This article was written as a collaboration between Tommy Hagenes from Energy Control/Airthings/Proptech Bergen and Carsten Lehbrink from qbee AS.
First published in Norwegian found here
Many can be familiar with a situation where they have too many things going on at the same time, but what if you had 31 billion devices in the cloud? Is it possible to be in control?
By 2020 there will 31 billion devices, or IoT-devices, according to Leftronic.com. Every single second this increases by 127 new devices. By 2025 it is expected that there will be more than 75 billion devices connected to the internet.
It requires the control of the data to be systematic. For commercial property especially, one has to handle the fact that everything in the building is a device. One has to realize that the future that has been talked about is already our present. Already, 90% of cars will be online by next year and 80% of industrial production uses or will use IoT actively within the same timeframe.
A successful IoT project requires that a whole technological and commercial value chain works together. What’s exciting and challenging about bigger IoT projects for buildings is that most buildings are not new constructions. Only 1% of buildings are newly constructed. Therefore, often the project has to deal with multiple suppliers and existing technology that might be expensive to replace. This might be technology that is more than 10 years old, and it is as relevant for smart buildings as for industry 4.0.
The goal is to design flexible technological architecture which makes it possible to connect to existing traditional systems, such as ventilation systems, heating systems, and so on, and be able to connect this to newly developed technology to efficiently capture data from both new and existing devices. You also need a safe and reliable communication to a data base that can collect and organize the data. But that’s not all. With this many data points being collected every minute or second today, you also need smart systems that can visualize and analyze the data. There might be many thousand data points per building, and it will be impossible for a human to monitor this directly. This is normally where a big part of the spending ends up. If the system is designed in the right way, the data analysis can add a lot of value. This can be both through limit values and normal statistical analysis or through the use of machine learning and artificial intelligence.
How to get from insight to control
The next step is to use this insight. If you have the data analytics and the insight that it has provided, this needs to be fed back into the system to change various values and achieve some sort of control. Only when the data analysis can be used to control the system, will you achieve the value that enables the project to achieve a good ROI.
Before any project it’s important to understand a few basic things:
- Where should the control be placed? Should it be in the cloud or locally? Or maybe a hybrid solution?
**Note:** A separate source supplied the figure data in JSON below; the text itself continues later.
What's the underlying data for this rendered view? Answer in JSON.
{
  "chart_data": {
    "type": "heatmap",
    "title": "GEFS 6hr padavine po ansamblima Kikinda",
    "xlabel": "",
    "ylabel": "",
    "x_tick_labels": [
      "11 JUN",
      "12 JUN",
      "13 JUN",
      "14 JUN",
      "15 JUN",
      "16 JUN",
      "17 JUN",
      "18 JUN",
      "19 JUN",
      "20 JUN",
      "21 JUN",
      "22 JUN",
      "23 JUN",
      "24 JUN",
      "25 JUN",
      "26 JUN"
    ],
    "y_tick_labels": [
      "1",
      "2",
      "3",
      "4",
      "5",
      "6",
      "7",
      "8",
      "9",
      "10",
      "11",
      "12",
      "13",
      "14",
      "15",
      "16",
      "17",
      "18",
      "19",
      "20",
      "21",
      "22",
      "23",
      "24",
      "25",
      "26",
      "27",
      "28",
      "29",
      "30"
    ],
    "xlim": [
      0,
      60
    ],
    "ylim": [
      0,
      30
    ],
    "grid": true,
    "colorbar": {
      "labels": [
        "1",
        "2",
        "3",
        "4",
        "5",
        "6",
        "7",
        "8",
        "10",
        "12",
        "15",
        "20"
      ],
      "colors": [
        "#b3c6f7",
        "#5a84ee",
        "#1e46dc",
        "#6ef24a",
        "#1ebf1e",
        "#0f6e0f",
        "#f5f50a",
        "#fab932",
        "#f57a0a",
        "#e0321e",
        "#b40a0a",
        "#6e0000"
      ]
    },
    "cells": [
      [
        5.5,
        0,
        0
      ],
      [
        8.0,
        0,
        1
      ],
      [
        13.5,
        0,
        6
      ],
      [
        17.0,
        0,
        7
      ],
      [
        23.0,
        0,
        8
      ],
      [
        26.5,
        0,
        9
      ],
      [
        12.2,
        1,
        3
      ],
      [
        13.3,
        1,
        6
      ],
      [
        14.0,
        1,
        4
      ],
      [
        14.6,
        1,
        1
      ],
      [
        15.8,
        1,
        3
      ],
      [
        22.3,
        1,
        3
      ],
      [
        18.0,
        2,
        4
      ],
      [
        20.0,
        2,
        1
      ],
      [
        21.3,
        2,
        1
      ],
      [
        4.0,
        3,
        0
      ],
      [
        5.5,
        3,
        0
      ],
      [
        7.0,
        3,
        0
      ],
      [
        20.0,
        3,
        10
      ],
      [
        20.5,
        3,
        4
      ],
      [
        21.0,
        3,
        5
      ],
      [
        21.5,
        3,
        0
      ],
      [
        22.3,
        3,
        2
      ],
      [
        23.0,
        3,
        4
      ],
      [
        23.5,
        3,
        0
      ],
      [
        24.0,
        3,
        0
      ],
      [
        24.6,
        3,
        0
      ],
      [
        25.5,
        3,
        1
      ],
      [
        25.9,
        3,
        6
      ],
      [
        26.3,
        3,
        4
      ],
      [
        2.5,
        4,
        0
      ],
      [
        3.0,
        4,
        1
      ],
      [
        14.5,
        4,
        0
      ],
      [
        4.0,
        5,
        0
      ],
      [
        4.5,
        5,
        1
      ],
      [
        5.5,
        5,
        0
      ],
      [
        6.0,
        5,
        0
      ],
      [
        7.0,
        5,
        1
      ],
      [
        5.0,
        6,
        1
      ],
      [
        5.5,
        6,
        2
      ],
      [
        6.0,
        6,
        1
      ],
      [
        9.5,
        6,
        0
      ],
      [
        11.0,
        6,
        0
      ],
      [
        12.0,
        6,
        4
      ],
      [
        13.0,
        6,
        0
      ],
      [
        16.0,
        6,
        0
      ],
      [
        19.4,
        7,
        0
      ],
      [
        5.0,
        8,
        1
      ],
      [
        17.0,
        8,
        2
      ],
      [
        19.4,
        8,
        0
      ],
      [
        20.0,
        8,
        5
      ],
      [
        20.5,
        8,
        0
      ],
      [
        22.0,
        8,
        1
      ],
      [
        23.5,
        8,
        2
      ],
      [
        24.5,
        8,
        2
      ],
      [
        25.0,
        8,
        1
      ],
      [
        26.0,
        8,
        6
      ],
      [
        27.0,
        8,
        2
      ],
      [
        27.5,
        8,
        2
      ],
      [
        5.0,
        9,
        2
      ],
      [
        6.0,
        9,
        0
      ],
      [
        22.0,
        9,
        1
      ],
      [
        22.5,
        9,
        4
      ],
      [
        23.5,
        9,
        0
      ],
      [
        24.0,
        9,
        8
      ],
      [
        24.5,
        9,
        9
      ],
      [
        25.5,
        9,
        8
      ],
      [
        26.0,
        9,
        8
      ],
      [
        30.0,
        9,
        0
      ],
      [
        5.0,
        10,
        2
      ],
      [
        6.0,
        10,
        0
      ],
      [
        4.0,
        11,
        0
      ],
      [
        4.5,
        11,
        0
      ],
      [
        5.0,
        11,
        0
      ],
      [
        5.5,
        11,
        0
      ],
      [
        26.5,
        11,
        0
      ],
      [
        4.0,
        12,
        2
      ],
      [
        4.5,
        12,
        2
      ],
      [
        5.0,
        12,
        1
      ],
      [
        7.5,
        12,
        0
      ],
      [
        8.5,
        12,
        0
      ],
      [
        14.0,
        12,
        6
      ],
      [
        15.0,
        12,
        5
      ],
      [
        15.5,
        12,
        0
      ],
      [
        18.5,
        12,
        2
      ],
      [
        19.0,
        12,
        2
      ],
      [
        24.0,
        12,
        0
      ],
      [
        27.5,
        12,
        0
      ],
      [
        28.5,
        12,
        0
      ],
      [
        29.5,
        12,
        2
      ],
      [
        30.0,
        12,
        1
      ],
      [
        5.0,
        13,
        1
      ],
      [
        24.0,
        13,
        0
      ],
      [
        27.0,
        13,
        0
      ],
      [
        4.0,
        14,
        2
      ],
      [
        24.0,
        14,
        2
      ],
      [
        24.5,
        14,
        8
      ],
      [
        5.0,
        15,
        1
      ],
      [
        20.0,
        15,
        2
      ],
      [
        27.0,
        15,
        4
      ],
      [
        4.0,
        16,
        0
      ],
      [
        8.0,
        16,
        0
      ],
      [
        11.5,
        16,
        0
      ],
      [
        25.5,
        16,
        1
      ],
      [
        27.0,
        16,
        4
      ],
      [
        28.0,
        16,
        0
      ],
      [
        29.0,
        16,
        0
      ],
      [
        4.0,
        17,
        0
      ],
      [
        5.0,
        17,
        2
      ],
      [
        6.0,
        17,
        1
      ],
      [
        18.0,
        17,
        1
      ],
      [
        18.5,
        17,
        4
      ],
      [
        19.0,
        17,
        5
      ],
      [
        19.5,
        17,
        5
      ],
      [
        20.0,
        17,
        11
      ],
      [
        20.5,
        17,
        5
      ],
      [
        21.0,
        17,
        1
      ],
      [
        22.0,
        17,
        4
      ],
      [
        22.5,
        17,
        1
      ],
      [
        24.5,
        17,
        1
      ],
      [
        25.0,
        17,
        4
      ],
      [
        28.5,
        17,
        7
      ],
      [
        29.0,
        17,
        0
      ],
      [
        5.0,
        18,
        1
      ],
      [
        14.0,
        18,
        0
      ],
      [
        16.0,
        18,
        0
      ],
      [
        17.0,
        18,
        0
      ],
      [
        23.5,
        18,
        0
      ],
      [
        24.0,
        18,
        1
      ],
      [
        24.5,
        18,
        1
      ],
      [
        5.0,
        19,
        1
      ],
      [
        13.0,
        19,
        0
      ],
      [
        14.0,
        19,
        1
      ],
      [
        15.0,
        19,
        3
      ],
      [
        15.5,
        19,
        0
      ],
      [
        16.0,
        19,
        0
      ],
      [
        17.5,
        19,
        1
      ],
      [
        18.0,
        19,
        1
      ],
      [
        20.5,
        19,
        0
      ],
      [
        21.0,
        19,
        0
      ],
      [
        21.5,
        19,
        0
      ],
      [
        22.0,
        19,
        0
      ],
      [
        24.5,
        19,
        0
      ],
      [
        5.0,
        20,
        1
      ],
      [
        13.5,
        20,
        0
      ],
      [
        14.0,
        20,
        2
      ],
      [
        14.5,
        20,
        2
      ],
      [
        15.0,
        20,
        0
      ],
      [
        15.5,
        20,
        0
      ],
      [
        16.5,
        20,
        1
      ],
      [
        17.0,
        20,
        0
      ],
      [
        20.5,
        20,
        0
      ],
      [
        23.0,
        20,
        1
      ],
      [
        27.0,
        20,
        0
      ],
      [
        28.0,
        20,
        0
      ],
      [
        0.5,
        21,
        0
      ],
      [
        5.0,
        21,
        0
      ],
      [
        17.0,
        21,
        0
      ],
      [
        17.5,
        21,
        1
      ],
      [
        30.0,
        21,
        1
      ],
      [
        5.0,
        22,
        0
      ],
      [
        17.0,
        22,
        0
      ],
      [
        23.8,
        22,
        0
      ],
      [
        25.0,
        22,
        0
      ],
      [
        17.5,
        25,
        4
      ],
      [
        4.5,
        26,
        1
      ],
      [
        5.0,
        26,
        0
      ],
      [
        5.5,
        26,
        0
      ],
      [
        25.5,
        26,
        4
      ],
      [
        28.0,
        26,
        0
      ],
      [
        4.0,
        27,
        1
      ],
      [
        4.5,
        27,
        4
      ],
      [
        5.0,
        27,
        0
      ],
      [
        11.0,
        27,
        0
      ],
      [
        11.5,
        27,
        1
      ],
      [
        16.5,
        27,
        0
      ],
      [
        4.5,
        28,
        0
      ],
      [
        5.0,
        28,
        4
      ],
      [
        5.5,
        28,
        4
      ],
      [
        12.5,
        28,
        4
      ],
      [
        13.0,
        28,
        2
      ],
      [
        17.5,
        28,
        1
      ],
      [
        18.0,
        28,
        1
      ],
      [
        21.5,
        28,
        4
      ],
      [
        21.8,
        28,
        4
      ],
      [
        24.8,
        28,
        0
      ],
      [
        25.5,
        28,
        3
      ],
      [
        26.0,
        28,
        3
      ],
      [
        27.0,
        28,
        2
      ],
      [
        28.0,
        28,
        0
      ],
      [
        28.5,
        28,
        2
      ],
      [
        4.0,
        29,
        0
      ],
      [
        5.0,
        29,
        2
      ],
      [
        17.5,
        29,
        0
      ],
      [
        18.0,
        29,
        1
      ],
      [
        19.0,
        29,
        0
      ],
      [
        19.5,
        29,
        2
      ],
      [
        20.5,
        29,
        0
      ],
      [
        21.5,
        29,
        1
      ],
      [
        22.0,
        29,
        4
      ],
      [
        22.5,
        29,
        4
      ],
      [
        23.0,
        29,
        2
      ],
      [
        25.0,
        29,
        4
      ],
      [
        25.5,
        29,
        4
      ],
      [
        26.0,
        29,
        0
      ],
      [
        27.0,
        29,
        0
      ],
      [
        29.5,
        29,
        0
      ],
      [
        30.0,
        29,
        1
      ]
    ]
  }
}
What happens if the connection is down?
- Who will need access to the system? How will the customers use the system and who is responsible for maintenance?
- Machine learning and artificial intelligence have come far and the technology can be used for a lot of things. But still, a lot has to be done using limit values, hysteresis, and normal statistics. The result is often better since more people understand the logic and can ask critical questions. Often advanced machine learning is not necessary for these projects.
- A lot of big IT projects fail because one makes a big monolithic solution. In the IoT world one would normally combine many smaller systems. Especially if there already are some legacy devices. One has to find a good technological solution to control, monitor, and update all the building blocks in a simple, reliable, and cost-effective way.
- Traditionally one has bought control systems for buildings with a one-time cost. This means that one makes an investment and expect the system to work for the next 12 to 20 years. Since modern systems are much more software-based and often run both in the cloud and locally, the supplier might has a payment model with a monthly subscription component. Having operational technology operated properly can be the key to success when dealing with data-driven buildings.
The future is closer than ever before. We already have an enormous amount of data in buildings, and we can expect the growth to be exponential going forward. The importance of fleet management, where all the devices in the building have to update itself, is something all organizations will have to think about. Just imagine installing a device in a building and a security breach happens or there’s something wrong with the software that has to be fixed. What if these devices are in 1000 buildings? How will you deal with this?
The IoT challenge that must be solved is that to gain control, we must have a fleet management from day one.